Delawaredave said:
But -- Warren Buffet has believed dollar demise for a bunch of years, took enormous Forex positions, and I don't think it has panned out so far...
He did well in 2004-5 and gave some of it back in 2005-6.
From
page 18 of the 2005 annual report: "My views on America’s long-term problem in respect to trade imbalances, which I have laid out in previous reports, remain unchanged. My conviction, however, cost Berkshire $955 million pre-tax in 2005. That amount is included in our earnings statement, a fact that illustrates the differing ways in which GAAP treats gains and losses. When we have a long-term position in stocks or bonds, year-to-year changes in value are reflected in our balance sheet but, as long as the asset is not sold, are rarely reflected in earnings.
For example, our Coca-Cola holdings went from $1 billion in value early on to $13.4 billion at yearend 1998 and have since declined to $8.1 billion – with none of these moves affecting our earnings statement. Long-term currency positions, however, are daily marked to market and therefore have an effect on earnings in every reporting period. From the date we first entered into currency contracts, we are $2.0 billion in the black.

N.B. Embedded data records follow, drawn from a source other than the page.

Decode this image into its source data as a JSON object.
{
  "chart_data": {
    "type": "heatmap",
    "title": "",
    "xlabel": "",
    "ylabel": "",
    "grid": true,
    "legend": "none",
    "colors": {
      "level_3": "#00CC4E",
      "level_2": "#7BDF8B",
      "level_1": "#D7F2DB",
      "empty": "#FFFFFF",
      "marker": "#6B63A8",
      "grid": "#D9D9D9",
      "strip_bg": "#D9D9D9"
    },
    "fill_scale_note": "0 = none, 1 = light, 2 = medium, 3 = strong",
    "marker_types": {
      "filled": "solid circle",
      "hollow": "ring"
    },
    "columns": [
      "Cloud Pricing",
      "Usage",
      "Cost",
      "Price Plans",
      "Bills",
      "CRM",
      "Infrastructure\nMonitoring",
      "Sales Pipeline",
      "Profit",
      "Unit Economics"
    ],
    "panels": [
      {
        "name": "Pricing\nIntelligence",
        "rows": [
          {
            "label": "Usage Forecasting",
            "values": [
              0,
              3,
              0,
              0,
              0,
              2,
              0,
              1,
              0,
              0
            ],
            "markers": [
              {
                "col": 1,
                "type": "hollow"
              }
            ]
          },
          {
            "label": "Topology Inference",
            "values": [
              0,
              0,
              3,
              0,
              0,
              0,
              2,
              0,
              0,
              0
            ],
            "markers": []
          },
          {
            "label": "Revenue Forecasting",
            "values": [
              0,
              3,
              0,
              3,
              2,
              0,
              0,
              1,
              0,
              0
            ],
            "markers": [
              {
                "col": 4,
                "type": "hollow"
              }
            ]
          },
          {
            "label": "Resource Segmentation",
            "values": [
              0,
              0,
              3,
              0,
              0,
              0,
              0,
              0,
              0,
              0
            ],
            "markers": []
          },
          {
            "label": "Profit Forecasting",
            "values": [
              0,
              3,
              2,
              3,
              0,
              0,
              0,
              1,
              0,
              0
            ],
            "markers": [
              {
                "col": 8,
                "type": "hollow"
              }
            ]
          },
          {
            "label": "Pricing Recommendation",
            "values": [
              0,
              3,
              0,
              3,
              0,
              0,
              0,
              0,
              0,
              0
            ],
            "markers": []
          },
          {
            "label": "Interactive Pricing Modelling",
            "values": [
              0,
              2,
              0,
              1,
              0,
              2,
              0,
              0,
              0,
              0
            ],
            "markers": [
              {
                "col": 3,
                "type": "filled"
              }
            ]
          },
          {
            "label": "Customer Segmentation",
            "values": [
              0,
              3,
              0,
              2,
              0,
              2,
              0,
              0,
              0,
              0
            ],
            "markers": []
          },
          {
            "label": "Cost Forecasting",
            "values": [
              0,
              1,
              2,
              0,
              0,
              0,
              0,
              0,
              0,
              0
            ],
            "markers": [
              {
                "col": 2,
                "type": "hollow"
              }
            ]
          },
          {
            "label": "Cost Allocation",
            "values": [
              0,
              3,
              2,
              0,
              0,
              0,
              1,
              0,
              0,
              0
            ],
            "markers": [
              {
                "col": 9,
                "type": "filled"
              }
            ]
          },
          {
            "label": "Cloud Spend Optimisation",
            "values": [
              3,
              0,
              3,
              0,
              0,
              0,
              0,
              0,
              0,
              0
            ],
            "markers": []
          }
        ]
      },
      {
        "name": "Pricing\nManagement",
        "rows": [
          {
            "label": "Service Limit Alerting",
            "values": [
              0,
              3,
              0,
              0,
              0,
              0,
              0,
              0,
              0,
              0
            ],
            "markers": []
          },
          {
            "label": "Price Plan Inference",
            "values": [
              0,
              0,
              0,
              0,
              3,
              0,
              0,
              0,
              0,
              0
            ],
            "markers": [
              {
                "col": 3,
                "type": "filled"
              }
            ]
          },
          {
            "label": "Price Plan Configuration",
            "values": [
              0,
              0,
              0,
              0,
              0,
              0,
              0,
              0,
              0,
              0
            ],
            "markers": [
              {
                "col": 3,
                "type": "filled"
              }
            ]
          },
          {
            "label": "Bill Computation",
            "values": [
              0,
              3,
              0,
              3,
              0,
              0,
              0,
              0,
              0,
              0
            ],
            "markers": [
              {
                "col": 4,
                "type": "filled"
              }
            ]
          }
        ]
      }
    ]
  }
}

We reduced our direct position in currencies somewhat during 2005. We partially offset this change, however, by purchasing equities whose prices are denominated in a variety of foreign currencies and that earn a large part of their profits internationally. Charlie and I prefer this method of acquiring nondollar exposure. That’s largely because of changes in interest rates: As U.S. rates have risen relative to those of the rest of the world, holding most foreign currencies now involves a significant negative “carry.” The carry aspect of our direct currency position indeed cost us money in 2005 and is likely to do so again in 2006. In contrast, the ownership of foreign equities is likely, over time, to create a positive carry – perhaps a substantial one."